UNASSIGNED: Although HBV replication does not directly affect the expression of ACE2 and TMPRSS2, intrahepatic inflammation and carcinogenesis may increase their expression in some patients, which, in turn, may facilitate SARS-CoV-2 infection in hepatocytes.
摘要:
■预先存在的肝病是严重急性呼吸道综合症冠状病毒2(SARS-CoV-2)感染预后较差的危险因素。我们旨在评估慢性乙型肝炎(CHB)和肝细胞癌(HCC)是否会影响肝脏中病毒受体血管紧张素转换酶2(ACE2)和跨膜丝氨酸蛋白酶2(TMPRSS2)的表达。
■从浙江大学医学院附属第一医院收集了12对匹配的肝癌和癌旁肝组织。北京大学人民医院收集CHB患者肝活检20例。免疫荧光染色检测ACE2和TMRPSS2的表达,westernblot,和RT-qPCR。在肝细胞系中测试了乙型肝炎病毒(HBV)复制或干扰素对ACE2和TMPRSS2表达的影响。
■肝癌组织中TMPRSS2的mRNA表达比癌旁组织高6倍(P=0.002),而ACE2在HCC和癌旁组织之间没有统计学差异。在35%(7/20)的CHB患者中检测到肝细胞ACE2表达,并且主要分布在炎症区域。然而,有或没有炎症的区域之间的TMPRSS2表达没有差异。IFN-α2b轻微诱导ACE2表达(2.4倍,P=0.033)在HepG2细胞中,但在Huh-7,QSG-7701和L-02细胞中没有。IFN-α2b不影响这些细胞系中的TMPRSS2表达。此外,HBV复制并未改变HepAD38细胞中ACE2的表达。
■尽管HBV复制并不直接影响ACE2和TMPRSS2的表达,但在某些患者中,肝内炎症和癌变可能会增加其表达,which,反过来,可能促进SARS-CoV-2在肝细胞中的感染。

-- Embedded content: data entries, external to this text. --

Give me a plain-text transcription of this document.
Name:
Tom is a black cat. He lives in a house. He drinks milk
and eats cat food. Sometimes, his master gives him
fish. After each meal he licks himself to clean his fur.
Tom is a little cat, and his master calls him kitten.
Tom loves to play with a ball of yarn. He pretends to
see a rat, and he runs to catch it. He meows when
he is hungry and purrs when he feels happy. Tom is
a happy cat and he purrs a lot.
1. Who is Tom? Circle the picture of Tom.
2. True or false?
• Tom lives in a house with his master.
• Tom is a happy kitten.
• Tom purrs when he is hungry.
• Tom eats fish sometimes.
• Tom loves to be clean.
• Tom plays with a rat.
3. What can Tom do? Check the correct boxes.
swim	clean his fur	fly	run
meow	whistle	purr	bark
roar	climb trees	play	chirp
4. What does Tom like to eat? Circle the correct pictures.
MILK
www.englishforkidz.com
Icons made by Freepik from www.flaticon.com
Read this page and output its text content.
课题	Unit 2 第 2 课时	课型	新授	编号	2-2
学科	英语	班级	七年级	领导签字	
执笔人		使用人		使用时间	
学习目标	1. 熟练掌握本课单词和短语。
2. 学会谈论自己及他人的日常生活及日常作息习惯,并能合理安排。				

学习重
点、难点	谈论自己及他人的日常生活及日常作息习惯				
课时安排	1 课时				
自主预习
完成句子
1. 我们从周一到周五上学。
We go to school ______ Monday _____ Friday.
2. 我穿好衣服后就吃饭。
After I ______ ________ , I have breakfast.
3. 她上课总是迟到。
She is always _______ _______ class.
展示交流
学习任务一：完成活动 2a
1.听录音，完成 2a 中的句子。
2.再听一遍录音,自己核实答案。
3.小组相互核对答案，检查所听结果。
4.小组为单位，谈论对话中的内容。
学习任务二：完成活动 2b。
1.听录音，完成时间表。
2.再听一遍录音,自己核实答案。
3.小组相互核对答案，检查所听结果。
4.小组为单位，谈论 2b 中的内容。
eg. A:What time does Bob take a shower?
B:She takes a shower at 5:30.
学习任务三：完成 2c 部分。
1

■从浙江大学医学院附属第一医院收集了12对匹配的肝癌和癌旁肝组织。北京大学人民医院收集CHB患者肝活检20例。免疫荧光染色检测ACE2和TMRPSS2的表达,westernblot,和RT-qPCR。在肝细胞系中测试了乙型肝炎病毒(HBV)复制或干扰素对ACE2和TMPRSS2表达的影响。
■肝癌组织中TMPRSS2的mRNA表达比癌旁组织高6倍(P=0.002),而ACE2在HCC和癌旁组织之间没有统计学差异。在35%(7/20)的CHB患者中检测到肝细胞ACE2表达,并且主要分布在炎症区域。然而,有或没有炎症的区域之间的TMPRSS2表达没有差异。IFN-α2b轻微诱导ACE2表达(2.4倍,P=0.033)在HepG2细胞中,但在Huh-7,QSG-7701和L-02细胞中没有。IFN-α2b不影响这些细胞系中的TMPRSS2表达。此外,HBV复制并未改变HepAD38细胞中ACE2的表达。
■尽管HBV复制并不直接影响ACE2和TMPRSS2的表达,但在某些患者中,肝内炎症和癌变可能会增加其表达,which,反过来,可能促进SARS-CoV-2在肝细胞中的感染。